Nicanor toca el tambor y Enriqueta la trompeta

 Seguramente las formalidades del protocolo son útiles en los actos políticos y diplomáticos. Menos comprensible es que los políticos invoquen el protocolo y hagan el ridículo en otros actos que nada tienen que ver ni con la política ni la diplomacia. Según publica el Diario de Teruel del pasado domingo, en la “rompida de la hora” de Calanda, el alcalde del PP de la localidad se saltó el protocolo, la costumbre o lo que sea e invitó al presidente de su partido y alcalde de Zaragoza a dar el toque de comienzo del acto, cuando ese honor le correspondía a Mayte Pérez, consejera del Gobierno y representante política de mayor rango. El PSOE se quejó por que se saltara el protocolo. El PP lo justificó con argumentos absurdos. En un acto popular como ese, sobra el protagonismo de los políticos. Si quieren asistir, que lo hagan, pero que dejen de acaparar las cámaras y los micrófonos. El protagonismo le corresponde al pueblo, a los calandinos, y si se quiere conceder el honor de iniciar el acto a alguien, que sea a una personalidad del municipio, a los niños y adolescentes, a la gente corriente del pueblo. Nunca a los políticos, y menos a los de fuera, que lo único que buscan es darse una importancia que no se merecen. Que el alcalde de Calanda quiera adular a su jefe para que le vuelva a poner en las listas para el Congreso es repugnante. Que el Partido Socialista se queje porque el protagonismo le correspondiera a su consejera es igualmente desagradable y repulsivo. Y que la prensa haga fotos a Azcón, Juste, Rando y Sancho también merece nuestra repulsa.
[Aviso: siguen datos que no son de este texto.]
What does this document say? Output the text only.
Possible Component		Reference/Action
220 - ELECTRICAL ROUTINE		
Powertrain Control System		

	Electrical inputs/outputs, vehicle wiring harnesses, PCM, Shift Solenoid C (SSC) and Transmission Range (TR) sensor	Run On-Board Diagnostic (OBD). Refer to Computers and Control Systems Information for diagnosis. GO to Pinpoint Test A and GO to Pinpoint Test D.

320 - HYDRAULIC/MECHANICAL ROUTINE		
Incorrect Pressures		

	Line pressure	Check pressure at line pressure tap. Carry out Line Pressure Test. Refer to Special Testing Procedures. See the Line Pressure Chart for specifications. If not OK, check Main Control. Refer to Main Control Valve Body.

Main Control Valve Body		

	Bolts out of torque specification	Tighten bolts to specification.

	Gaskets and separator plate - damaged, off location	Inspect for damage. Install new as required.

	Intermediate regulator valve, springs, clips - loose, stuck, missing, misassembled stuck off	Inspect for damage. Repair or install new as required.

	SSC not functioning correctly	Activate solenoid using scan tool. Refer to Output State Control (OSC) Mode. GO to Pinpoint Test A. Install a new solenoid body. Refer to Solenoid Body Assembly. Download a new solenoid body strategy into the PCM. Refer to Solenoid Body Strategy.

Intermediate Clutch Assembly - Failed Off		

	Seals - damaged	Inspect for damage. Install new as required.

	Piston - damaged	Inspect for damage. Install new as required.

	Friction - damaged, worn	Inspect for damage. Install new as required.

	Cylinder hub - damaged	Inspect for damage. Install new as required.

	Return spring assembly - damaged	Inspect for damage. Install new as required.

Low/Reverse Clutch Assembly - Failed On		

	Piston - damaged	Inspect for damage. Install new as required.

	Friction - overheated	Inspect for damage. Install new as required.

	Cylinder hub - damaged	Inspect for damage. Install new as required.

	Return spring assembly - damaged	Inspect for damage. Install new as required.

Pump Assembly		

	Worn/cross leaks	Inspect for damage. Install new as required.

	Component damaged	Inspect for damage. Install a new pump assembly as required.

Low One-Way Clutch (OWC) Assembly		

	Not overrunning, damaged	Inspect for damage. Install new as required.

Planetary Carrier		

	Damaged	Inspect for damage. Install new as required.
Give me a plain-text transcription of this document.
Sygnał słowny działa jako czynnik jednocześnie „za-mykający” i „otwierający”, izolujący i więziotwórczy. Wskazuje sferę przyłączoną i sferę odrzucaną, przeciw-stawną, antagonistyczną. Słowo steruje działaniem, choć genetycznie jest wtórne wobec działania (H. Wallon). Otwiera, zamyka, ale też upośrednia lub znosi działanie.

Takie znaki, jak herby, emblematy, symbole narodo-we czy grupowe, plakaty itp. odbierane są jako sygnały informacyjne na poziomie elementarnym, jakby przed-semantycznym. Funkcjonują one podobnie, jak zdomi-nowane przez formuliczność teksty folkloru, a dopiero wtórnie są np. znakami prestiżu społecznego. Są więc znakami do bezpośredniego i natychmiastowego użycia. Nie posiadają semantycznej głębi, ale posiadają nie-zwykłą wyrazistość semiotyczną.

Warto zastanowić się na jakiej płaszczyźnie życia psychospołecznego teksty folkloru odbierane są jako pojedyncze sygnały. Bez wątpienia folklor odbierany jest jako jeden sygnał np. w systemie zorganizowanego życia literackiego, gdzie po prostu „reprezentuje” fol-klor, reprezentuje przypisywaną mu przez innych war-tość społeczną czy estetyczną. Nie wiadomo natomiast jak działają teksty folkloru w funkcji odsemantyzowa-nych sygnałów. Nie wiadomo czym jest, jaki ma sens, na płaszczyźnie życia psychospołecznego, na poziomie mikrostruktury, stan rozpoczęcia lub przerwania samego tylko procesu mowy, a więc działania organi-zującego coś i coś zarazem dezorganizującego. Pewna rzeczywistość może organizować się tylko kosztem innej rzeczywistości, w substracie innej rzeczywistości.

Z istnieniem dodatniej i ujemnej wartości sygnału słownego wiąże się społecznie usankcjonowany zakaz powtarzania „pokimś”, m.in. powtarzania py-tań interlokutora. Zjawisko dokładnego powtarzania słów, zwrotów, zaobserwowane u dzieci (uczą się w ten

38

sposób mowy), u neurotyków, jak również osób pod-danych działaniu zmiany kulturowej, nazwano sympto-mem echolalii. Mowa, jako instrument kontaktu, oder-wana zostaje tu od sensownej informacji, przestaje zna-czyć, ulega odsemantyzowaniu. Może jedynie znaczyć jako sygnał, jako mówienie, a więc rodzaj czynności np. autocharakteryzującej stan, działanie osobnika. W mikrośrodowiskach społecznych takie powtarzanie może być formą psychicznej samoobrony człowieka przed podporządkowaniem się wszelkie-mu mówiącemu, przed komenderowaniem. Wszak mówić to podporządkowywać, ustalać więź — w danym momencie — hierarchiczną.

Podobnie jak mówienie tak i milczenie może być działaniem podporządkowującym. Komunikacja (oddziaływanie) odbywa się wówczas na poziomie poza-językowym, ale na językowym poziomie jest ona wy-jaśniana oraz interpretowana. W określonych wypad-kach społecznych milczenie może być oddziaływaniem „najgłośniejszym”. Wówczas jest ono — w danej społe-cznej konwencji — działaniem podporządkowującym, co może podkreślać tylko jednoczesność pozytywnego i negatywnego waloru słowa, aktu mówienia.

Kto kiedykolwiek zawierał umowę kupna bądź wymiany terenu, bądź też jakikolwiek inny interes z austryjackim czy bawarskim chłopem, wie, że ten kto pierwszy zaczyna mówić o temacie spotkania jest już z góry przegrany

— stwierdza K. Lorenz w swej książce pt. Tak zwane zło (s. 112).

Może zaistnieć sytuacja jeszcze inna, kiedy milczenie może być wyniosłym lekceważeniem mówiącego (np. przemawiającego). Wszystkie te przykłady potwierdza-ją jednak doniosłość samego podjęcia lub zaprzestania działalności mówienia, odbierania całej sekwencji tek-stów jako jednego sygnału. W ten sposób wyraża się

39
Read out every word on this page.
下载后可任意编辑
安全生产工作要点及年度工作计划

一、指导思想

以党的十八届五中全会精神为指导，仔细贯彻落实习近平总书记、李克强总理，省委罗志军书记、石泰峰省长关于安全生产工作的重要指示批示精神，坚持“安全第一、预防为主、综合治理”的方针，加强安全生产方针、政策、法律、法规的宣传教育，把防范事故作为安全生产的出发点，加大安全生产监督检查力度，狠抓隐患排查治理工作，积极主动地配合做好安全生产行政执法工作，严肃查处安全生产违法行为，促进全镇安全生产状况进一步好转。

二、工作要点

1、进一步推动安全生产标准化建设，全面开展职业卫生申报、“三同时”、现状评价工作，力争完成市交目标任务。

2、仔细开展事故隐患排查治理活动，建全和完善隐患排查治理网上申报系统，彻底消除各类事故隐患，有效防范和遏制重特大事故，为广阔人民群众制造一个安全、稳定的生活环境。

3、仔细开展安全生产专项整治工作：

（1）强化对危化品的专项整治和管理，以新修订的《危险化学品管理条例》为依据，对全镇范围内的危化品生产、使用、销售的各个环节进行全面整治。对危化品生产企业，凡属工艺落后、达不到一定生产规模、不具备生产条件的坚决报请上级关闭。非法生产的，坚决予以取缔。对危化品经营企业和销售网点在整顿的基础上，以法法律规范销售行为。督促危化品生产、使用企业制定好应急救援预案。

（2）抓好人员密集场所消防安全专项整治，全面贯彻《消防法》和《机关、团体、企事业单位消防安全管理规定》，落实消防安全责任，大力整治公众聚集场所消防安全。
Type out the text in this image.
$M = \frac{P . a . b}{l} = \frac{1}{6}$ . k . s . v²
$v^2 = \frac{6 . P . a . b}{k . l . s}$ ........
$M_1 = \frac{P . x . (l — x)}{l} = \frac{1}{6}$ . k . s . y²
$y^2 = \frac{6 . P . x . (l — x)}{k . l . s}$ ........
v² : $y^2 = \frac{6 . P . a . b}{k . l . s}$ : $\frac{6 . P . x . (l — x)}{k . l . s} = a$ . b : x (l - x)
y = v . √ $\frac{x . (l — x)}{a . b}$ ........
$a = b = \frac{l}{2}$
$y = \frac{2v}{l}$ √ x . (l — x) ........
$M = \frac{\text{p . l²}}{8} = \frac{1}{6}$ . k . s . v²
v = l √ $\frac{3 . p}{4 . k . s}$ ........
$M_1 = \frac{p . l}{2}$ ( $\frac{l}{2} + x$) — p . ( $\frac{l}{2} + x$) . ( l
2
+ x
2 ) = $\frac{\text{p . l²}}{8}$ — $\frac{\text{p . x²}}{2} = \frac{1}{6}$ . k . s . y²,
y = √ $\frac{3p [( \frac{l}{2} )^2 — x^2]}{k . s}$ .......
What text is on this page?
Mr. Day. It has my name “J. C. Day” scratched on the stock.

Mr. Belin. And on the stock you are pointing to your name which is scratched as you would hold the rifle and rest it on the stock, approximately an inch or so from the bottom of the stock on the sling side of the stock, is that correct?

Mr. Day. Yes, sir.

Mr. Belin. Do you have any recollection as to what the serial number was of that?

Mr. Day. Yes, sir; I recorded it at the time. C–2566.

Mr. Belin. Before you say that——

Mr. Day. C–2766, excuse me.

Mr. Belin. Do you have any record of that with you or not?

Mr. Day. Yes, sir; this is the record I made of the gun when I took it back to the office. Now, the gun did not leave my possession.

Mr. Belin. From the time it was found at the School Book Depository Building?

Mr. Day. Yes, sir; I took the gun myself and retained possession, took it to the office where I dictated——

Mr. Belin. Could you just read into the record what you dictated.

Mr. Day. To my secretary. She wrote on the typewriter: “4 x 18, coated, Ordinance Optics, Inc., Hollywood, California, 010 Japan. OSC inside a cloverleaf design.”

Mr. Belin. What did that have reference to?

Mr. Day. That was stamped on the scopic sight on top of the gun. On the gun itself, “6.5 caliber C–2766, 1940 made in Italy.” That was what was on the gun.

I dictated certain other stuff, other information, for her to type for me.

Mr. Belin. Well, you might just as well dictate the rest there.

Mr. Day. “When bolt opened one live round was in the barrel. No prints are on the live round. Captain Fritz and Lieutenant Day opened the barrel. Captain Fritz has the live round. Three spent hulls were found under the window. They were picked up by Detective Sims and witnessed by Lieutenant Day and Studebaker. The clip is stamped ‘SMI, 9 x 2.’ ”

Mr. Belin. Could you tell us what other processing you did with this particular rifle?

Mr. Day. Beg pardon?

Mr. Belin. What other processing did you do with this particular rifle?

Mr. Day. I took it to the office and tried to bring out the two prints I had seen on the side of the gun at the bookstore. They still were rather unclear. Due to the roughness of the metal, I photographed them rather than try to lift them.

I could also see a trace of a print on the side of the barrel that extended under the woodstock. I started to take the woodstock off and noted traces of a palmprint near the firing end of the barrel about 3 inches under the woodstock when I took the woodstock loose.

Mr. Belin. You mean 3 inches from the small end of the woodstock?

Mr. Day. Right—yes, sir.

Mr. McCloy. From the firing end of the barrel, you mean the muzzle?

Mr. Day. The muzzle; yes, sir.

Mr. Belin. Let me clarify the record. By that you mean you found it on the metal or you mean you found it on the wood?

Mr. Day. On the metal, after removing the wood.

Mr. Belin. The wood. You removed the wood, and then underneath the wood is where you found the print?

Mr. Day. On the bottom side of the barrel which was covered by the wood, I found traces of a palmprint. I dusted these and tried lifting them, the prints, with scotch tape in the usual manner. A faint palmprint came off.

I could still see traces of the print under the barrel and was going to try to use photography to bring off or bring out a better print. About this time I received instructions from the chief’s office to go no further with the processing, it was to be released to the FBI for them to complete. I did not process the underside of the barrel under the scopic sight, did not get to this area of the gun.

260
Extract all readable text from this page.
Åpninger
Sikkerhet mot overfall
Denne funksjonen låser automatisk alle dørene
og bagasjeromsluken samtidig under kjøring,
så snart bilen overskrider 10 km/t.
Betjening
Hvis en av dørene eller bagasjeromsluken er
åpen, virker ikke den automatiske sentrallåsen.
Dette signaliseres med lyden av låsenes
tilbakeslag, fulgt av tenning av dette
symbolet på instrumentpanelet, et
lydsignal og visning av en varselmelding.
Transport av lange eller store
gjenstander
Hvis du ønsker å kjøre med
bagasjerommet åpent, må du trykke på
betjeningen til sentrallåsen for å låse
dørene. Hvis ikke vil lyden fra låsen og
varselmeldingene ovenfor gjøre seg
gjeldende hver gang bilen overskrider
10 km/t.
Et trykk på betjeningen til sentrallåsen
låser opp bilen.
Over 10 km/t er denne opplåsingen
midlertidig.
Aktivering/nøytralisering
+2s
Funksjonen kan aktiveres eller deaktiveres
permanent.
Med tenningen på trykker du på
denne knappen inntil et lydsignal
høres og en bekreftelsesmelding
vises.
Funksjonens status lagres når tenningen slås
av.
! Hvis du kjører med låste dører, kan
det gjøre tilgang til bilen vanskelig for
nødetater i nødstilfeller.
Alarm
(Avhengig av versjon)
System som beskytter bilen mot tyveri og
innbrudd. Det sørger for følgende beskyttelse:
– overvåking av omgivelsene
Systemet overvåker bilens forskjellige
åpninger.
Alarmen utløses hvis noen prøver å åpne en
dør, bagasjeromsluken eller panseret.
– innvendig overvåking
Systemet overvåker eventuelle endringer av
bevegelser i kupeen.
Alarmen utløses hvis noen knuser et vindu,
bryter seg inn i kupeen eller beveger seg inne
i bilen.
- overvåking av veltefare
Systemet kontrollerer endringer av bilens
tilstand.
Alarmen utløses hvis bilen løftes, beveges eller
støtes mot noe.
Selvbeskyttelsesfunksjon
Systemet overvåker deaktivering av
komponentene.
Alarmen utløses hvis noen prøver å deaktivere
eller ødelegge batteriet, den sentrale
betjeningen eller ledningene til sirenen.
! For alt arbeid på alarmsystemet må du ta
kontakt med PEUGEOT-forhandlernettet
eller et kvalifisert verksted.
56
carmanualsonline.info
No tengo pruebas, pero no me extrañaría que todos estos políticos que acuden a los actos populares, ya sea los tambores, las fiestas de la Vaquilla o las Bodas de Isabel, cobren dietas y coman y beban con cargo a nuestros impuestos. Y que se desplacen a esos lugares en coche oficial, con lo cara que se ha puesto la gasolina. Si el político Nicanor quiere tocar el tambor y la política Enriqueta, la trompeta, que lo hagan en su casa y con su dinero. Y si han de venir a mi pueblo, que sea para anunciar inversiones, inaugurar escuelas públicas, residencias y centros turísticos y no para ponerse hasta las cejas de comida y bebida gratis total, a cuenta de nuestros impuestos.